It has been two years since sultry voiced singer Chrisette Michele released her stunning gold-certified debut I Am. Blessed with a gorgeous instrument and described as a “soulful songbird” by Entertainment Weekly, the Long Island native proved to the world that she could live up to the hype. Nominated for a BET Award for Best New Artist as well as two Grammys, I Am was both a critical success and a fan’s delight. Still, when it came time to begin recording her follow-up, the aptly titled Epiphany, she realized the need to challenge herself. “I felt like I was a little too shy and laidback my first time out,” confesses Chrisette. “On my new project I wanted to raise the bar and step-out of my comfort zone. I wanted to make songs that were more edgy, youthful and urban. Recruiting talented collaborators that include Ne-Yo, the singer/songwriter has infused her jazz vocal style with more pop. Marking a transition away from her traditional leanings to a fuller integration of hip-hop soul, Chrisette Michele was clearly conscious of the next level. Yet, as can clearly be heard on her newest single “Epiphany (I’m Leaving),” the 26-year-old has expanded her musical palette.

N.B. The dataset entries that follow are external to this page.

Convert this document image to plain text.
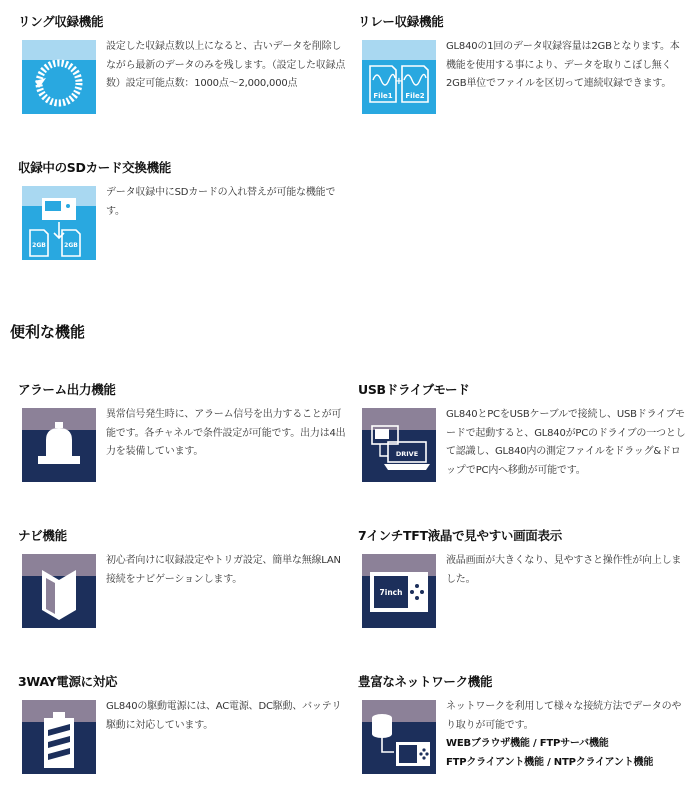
リング収録機能
設定した収録点数以上になると、古いデータを削除しながら最新のデータのみを残します。（設定した収録点数）設定可能点数：1000点～2,000,000点
リレー収録機能
+
File1 File2
GL840の1回のデータ収録容量は2GBとなります。本機能を使用する事により、データを取りこぼし無く2GB単位でファイルを区切って連続収録できます。
収録中のSDカード交換機能
2GB	2GB
データ収録中にSDカードの入れ替えが可能な機能です。
便利な機能
アラーム出力機能
異常信号発生時に、アラーム信号を出力することが可能です。各チャネルで条件設定が可能です。出力は4出力を装備しています。
USBドライブモード
DRIVE
GL840とPCをUSBケーブルで接続し、USBドライブモードで起動すると、GL840がPCのドライブの一つとして認識し、GL840内の測定ファイルをドラッグ&ドロップでPC内へ移動が可能です。
ナビ機能
初心者向けに収録設定やトリガ設定、簡単な無線LAN接続をナビゲーションします。
7インチTFT液晶で見やすい画面表示
7inch
液晶画面が大きくなり、見やすさと操作性が向上しました。
3WAY電源に対応
GL840の駆動電源には、AC電源、DC駆動、バッテリ駆動に対応しています。
豊富なネットワーク機能
ネットワークを利用して様々な接続方法でデータのやり取りが可能です。
WEBブラウザ機能 / FTPサーバ機能
FTPクライアント機能 / NTPクライアント機能
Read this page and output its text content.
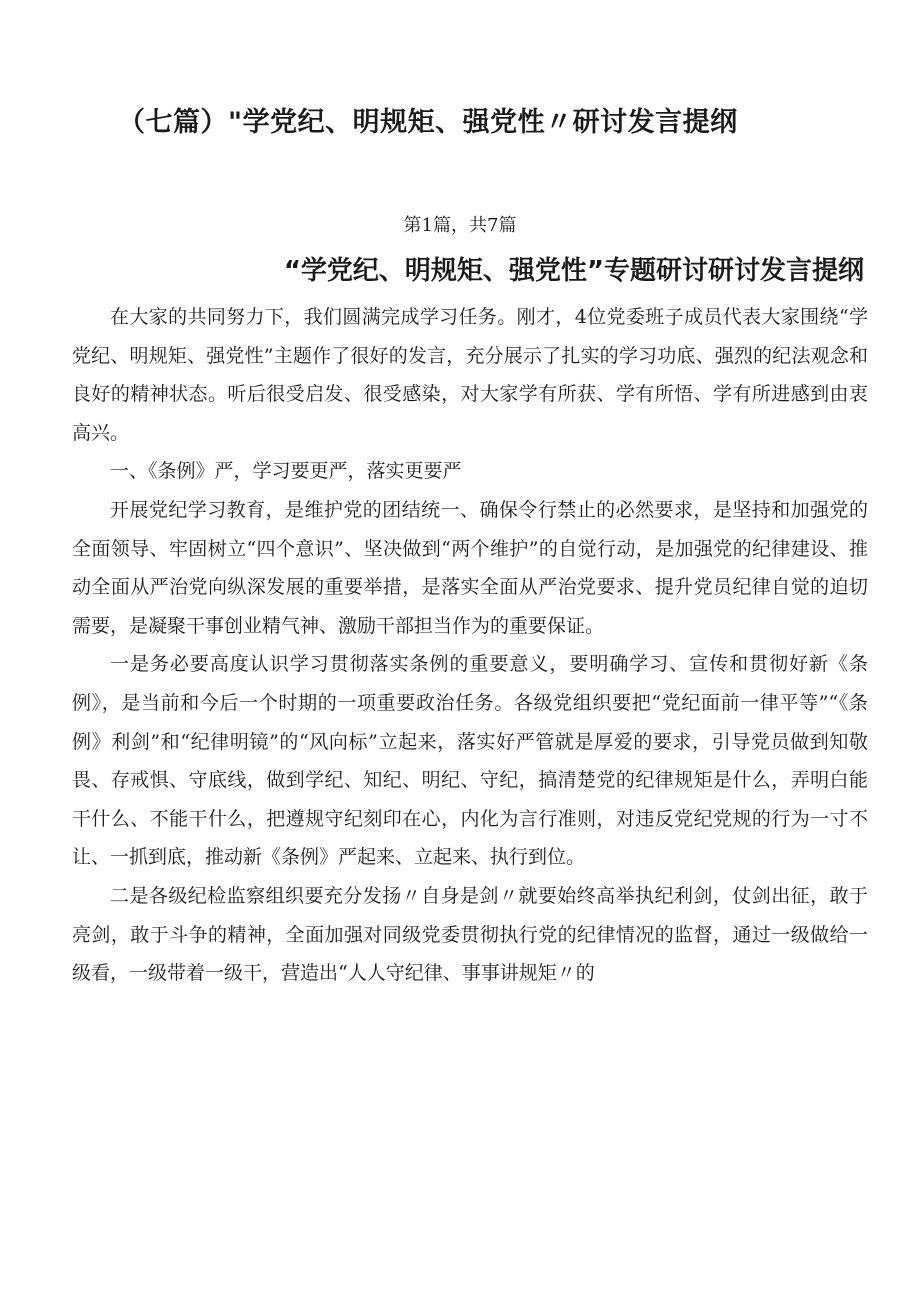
（七篇）"学党纪、明规矩、强党性〃研讨发言提纲
第1篇，共7篇
“学党纪、明规矩、强党性”专题研讨研讨发言提纲

在大家的共同努力下，我们圆满完成学习任务。刚才，4位党委班子成员代表大家围绕“学党纪、明规矩、强党性”主题作了很好的发言，充分展示了扎实的学习功底、强烈的纪法观念和良好的精神状态。听后很受启发、很受感染，对大家学有所获、学有所悟、学有所进感到由衷高兴。

一、《条例》严，学习要更严，落实更要严

开展党纪学习教育，是维护党的团结统一、确保令行禁止的必然要求，是坚持和加强党的全面领导、牢固树立“四个意识”、坚决做到“两个维护”的自觉行动，是加强党的纪律建设、推动全面从严治党向纵深发展的重要举措，是落实全面从严治党要求、提升党员纪律自觉的迫切需要，是凝聚干事创业精气神、激励干部担当作为的重要保证。

一是务必要高度认识学习贯彻落实条例的重要意义，要明确学习、宣传和贯彻好新《条例》，是当前和今后一个时期的一项重要政治任务。各级党组织要把“党纪面前一律平等”“《条例》利剑”和“纪律明镜”的“风向标”立起来，落实好严管就是厚爱的要求，引导党员做到知敬畏、存戒惧、守底线，做到学纪、知纪、明纪、守纪，搞清楚党的纪律规矩是什么，弄明白能干什么、不能干什么，把遵规守纪刻印在心，内化为言行准则，对违反党纪党规的行为一寸不让、一抓到底，推动新《条例》严起来、立起来、执行到位。

二是各级纪检监察组织要充分发扬〃自身是剑〃就要始终高举执纪利剑，仗剑出征，敢于亮剑，敢于斗争的精神，全面加强对同级党委贯彻执行党的纪律情况的监督，通过一级做给一级看，一级带着一级干，营造出“人人守纪律、事事讲规矩〃的
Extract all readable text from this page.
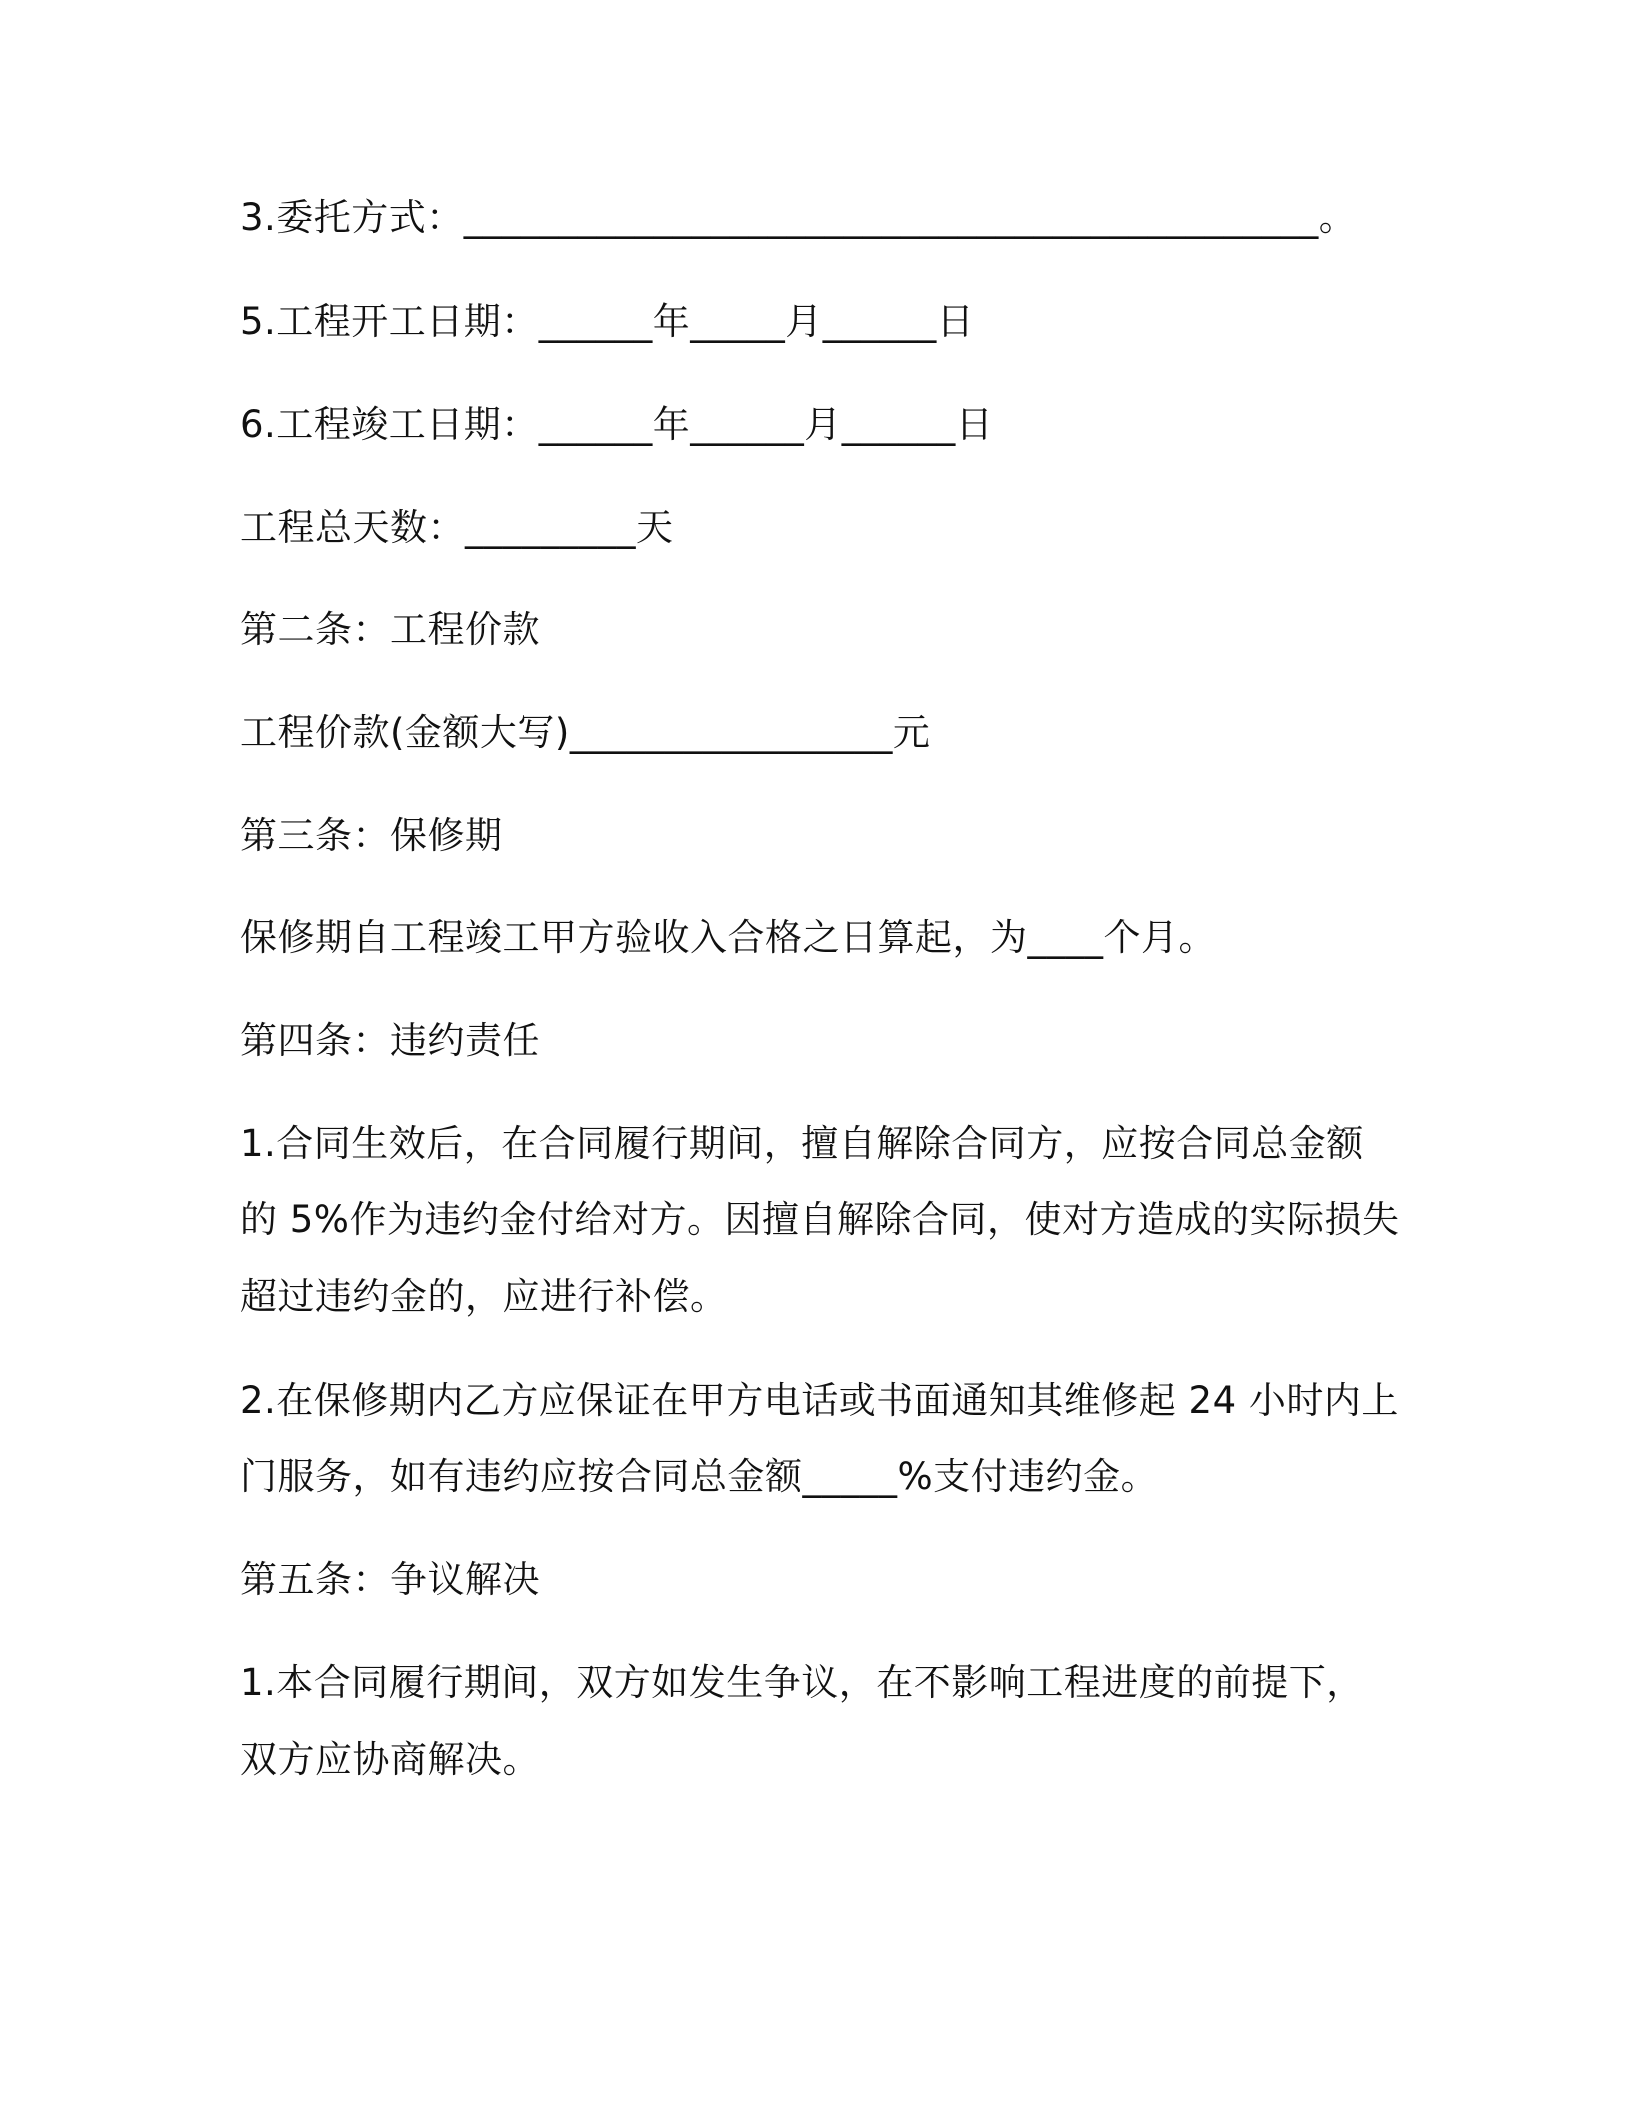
3.委托方式：_____________________________________________。
5.工程开工日期：______年_____月______日
6.工程竣工日期：______年______月______日
工程总天数：_________天
第二条：工程价款
工程价款(金额大写)_________________元
第三条：保修期
保修期自工程竣工甲方验收入合格之日算起，为____个月。
第四条：违约责任
1.合同生效后，在合同履行期间，擅自解除合同方，应按合同总金额
的 5%作为违约金付给对方。因擅自解除合同，使对方造成的实际损失
超过违约金的，应进行补偿。
2.在保修期内乙方应保证在甲方电话或书面通知其维修起 24 小时内上
门服务，如有违约应按合同总金额_____%支付违约金。
第五条：争议解决
1.本合同履行期间，双方如发生争议，在不影响工程进度的前提下，
双方应协商解决。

Opening with spacey keyboards and girl group backgrounds, Chrisette’s bold declaration of fly girl independence (“It’s over,” she sings) on “Epiphany (I’m Leaving)” sets the tone of most of the disc. Constructed by Ne-Yo and Chuck Harmony, the title-track is a beautiful broken-hearted song that reveals the emotional misery behind Chrisette’s lovely smile. “That word ‘epiphany’ just meant so much to me, because it was during the time that I was preparing to record that something clicked in my spirit.” She’s coming back much tougher! Nowhere does that toughness come across more than on the soulful “Blame It on Me.” An awesome ballad that colors itself with a little Muscle Shoals soul, there is red dirt earthiness that is just completely raw. “You can say whatever you want, as long as its goodbye,” Chrisette wails coldly. Ne-Yo and Harmony were inspired to write “Another One.” Opening with a lovely acoustic guitar and Chrisette singing quietly, “Another One” slowly builds to the point of explosion. “That is my favorite song on the album,” Chrisette admits. Mixing rock guitars with hip-hop drum patterns, the track is an obvious winner. “Nobody captures New American music like Ne-Yo and the Compound crew.”
While angst and heartbreak is part of Chrisette Michele’s persona on her sophomore project, the power and strength of her material gives Epiphany the sound of a future classic. Without a doubt, this is the first great album of 2009.